Her Dirty Billionaires - Page 87

Even though I had skidded off the road, I was somehow alive.

I could still remember the argument with my parents that morning. How angry they were that I wasn’t going on a date tonight. I told them I was done with their antics. That I had no reason to marry and that I wasn’t going to until I fell in love with someone. They chastised me and called me names. Told me that I needed to be grateful for the life they had provided me like my brothers were. I told them that my brothers were happy because they got to dictate their lives. They got to do what they wanted and work in whatever fields they wanted and make money for themselves.

My father told me that was what men got to do. Women, on the other hand, needed to be grateful that someone was willing to provide for them.

I’d had enough of that talk. My father’s words were like a slap to my face. He told me that I wasn’t able to rule my own life and run by my own rules simply because I was a woman. Because somehow, in my father’s mind, I was feeble. Unable to take care of myself. Incapable of surviving in the harsh world he went into everyday, so my mother wouldn’t have to. And maybe that was fine for some women. Maybe my mother was just fine with keeping a house, staying beautiful, and always keeping her makeup perfect.

But that wasn’t me.

I wanted more.

So, I packed up my stuff and left. I waited until my father went to work, packed up everything I could into the suitcases I owed, and tossed them in my car. My mother was too busy picking out my dress for my date tonight that she didn’t even hear me leave. I sat in my car for ten whole minutes, wondering if anyone would come out and look for me.

But they were all so preoccupied with the pathetic lives they had fallen into that no one noticed my absence.

It didn’t matter. I was going to set off and do my own thing. I didn’t know what I was going to do with my life, but I knew I wanted to do something. I had enough business acumen from listening to my father ramble on to be of use to someone. Maybe I could open my own business. An independent business for independent women wanting to create a new life for themselves. I dreamed about it as I wove my way out of town. How I would decorate my store. What services I could offer women transitioning into a harsh world from a family who kept them from it. I dreamed of a life where I could walk onto stages and give lectures to thousands of people. How I could use my life story to inspire others and create easy-to-follow programs to help people reclaim their lives again.

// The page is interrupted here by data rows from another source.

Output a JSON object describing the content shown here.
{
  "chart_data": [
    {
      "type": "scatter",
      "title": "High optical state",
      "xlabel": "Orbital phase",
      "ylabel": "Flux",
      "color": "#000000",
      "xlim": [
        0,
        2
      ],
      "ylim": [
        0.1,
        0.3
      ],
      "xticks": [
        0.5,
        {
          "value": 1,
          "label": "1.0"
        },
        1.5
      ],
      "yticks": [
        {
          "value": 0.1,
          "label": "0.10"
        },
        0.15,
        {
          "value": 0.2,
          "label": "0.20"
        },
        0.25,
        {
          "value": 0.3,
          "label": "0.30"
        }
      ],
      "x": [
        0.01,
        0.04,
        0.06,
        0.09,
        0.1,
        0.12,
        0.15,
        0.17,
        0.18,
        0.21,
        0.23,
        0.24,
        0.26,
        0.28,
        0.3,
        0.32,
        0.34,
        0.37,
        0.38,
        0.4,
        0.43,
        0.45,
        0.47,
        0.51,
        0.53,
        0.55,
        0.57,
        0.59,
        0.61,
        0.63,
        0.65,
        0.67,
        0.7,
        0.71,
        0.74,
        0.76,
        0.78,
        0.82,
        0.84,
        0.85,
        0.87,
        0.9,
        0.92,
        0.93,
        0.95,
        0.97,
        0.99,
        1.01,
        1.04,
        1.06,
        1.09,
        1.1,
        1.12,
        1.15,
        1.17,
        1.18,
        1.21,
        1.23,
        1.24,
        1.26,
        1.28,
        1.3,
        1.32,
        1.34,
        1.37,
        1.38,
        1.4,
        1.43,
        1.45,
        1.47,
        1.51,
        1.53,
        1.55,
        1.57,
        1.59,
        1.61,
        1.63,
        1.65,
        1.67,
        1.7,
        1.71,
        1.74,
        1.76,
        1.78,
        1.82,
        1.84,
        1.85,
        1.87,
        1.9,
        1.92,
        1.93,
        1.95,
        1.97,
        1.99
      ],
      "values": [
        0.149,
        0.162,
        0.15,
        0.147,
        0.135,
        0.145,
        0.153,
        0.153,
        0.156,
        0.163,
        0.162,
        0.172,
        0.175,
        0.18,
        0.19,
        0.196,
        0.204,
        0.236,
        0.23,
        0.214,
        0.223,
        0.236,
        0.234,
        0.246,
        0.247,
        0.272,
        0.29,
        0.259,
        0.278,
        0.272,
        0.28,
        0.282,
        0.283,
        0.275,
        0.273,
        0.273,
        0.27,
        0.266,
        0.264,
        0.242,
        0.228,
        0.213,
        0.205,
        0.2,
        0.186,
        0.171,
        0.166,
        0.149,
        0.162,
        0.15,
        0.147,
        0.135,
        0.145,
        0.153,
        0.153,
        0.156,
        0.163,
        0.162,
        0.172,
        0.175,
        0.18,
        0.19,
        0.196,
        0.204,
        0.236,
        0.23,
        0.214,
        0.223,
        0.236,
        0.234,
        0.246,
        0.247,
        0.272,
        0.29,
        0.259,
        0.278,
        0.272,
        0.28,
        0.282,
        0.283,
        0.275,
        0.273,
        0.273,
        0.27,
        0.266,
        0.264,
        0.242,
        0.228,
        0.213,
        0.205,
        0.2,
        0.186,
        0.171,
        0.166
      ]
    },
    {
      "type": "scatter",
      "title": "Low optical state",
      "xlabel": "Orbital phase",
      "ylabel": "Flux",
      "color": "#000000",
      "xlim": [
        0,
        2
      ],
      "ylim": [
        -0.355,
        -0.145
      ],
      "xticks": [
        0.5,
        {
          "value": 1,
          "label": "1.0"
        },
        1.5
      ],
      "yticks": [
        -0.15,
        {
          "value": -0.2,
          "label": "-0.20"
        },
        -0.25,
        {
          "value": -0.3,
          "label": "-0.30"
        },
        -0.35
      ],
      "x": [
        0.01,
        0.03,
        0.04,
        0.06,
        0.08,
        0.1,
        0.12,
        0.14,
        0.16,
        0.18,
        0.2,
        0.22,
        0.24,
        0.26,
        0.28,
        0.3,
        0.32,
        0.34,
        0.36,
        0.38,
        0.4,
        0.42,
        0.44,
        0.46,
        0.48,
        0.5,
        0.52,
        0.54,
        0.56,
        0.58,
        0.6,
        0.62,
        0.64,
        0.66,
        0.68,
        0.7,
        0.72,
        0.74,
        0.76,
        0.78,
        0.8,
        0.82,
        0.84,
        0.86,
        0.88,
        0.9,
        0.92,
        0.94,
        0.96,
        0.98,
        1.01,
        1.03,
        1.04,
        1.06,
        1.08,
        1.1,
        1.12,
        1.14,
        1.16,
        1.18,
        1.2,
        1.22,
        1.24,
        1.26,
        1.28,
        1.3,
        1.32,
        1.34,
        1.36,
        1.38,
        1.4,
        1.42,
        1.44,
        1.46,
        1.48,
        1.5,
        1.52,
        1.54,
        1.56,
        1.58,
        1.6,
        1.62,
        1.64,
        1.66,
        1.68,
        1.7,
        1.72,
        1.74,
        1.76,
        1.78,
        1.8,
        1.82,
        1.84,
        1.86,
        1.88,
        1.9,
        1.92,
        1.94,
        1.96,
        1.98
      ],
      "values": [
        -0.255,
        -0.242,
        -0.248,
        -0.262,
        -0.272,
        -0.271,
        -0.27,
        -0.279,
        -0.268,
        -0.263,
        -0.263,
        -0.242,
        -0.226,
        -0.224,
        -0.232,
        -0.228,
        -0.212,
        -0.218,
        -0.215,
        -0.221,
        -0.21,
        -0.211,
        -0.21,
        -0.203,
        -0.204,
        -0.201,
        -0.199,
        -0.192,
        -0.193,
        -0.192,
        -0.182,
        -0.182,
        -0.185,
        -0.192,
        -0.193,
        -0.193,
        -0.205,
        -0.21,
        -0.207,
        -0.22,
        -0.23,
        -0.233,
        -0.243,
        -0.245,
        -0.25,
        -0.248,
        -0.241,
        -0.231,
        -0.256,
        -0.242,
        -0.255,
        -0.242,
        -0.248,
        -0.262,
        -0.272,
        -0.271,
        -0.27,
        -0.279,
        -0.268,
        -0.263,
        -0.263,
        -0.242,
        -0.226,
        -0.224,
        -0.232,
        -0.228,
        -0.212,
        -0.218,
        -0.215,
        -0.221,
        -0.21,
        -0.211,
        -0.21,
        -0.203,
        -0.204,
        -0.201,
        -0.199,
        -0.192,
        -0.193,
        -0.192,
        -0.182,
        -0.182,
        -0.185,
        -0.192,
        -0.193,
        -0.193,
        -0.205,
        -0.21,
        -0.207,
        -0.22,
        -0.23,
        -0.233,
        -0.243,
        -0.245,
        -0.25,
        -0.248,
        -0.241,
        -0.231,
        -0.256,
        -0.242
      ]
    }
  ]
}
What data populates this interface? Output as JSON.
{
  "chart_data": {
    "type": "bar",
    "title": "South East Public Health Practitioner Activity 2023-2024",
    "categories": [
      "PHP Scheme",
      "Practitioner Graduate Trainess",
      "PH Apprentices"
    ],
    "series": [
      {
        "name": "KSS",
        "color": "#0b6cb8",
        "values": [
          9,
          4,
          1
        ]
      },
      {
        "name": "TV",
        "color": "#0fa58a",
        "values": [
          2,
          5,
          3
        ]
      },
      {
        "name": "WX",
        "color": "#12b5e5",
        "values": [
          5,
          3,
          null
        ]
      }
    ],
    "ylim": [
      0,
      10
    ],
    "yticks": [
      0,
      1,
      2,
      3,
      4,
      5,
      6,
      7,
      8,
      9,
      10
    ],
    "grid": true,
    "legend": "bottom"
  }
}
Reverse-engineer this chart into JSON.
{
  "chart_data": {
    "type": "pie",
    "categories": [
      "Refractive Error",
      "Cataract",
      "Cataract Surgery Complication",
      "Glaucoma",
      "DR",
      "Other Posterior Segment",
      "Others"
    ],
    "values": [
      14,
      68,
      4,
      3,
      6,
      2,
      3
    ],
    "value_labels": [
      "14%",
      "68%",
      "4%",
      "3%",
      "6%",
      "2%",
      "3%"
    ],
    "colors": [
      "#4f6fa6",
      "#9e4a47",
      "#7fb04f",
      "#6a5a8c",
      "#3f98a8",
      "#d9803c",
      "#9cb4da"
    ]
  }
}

But the daydreaming caused me to take some wrong turns, and I found myself trapped in an endless maze of nameless roads.

“Here. This should help.”

I looked up from the fire as my vision began to clear. I wasn’t even aware that I was still crying. The hope I had this morning when I ran away from home had quickly turned to fear. If my parents found out I had run away and somehow managed to track me down, I would be done for. I’d be under lock-and-key for the rest of my life. I would never hear the end of it and I would be married off to the first man who decided he could tolerate me. I would never get another chance to convince my family that I could make it in the real world. That I could make my own empire and create my own life and live it by my terms.

Because doing that just this morning got me a broken-down car and a near-imminent death.

A large pair of hands tucked the soft blanket around my body. The fire continued to roar in the fireplace while my vision slowly began to clear. I looked around the part of the room I could see and was dazzled by its beauty. I was lying on cherry mahogany hardwood floors and was surrounded by the softest furniture I’d ever laid eyes on. The cushions underneath me were as soft as clouds as I looked up at high-vaulted ceiling that would make my mother envious.

It was a beautiful home. Very reminiscent of a cabin.

“Where am I?” I asked.

But instead of the voice answering me, it stayed silent.

“Hello?”

I rolled over onto my back and caught the gaze of the man taking care of me. His amber-colored eyes took me by surprise with how guarded they were. His dark grown hair was shaggy around his forehead and his strong jawline caught my attention. Even with the lack of a smile upon his face, I could tell he had dimples. Deep-set dimples on both of his cheeks that probably lit up his eyes whenever he chanced to smile.

He was beautiful. Breath-taking even.

“Where am I?” I asked again.

“My home,” the man said.

“Where is your home?” I asked.

“Not too far from where you crashed.”

I watched him get up from beside me and venture over to a chair. For the first time since I had become aware that he existed, I got a full look at his stature. He was massive. Broad in his shoulders and strong in his legs. His chest was stacked with muscles and his neck pulsed with veins. Even though he sat down in a chair with his long legs spread, it felt like he loomed over me.

Except his presence wasn’t uncomfortable.

It was more… protective.

“Is my car okay?” I asked.

But this time, he didn’t answer.

“I just… had a lot of my stuff in there. Is it all going to be okay through the storm?”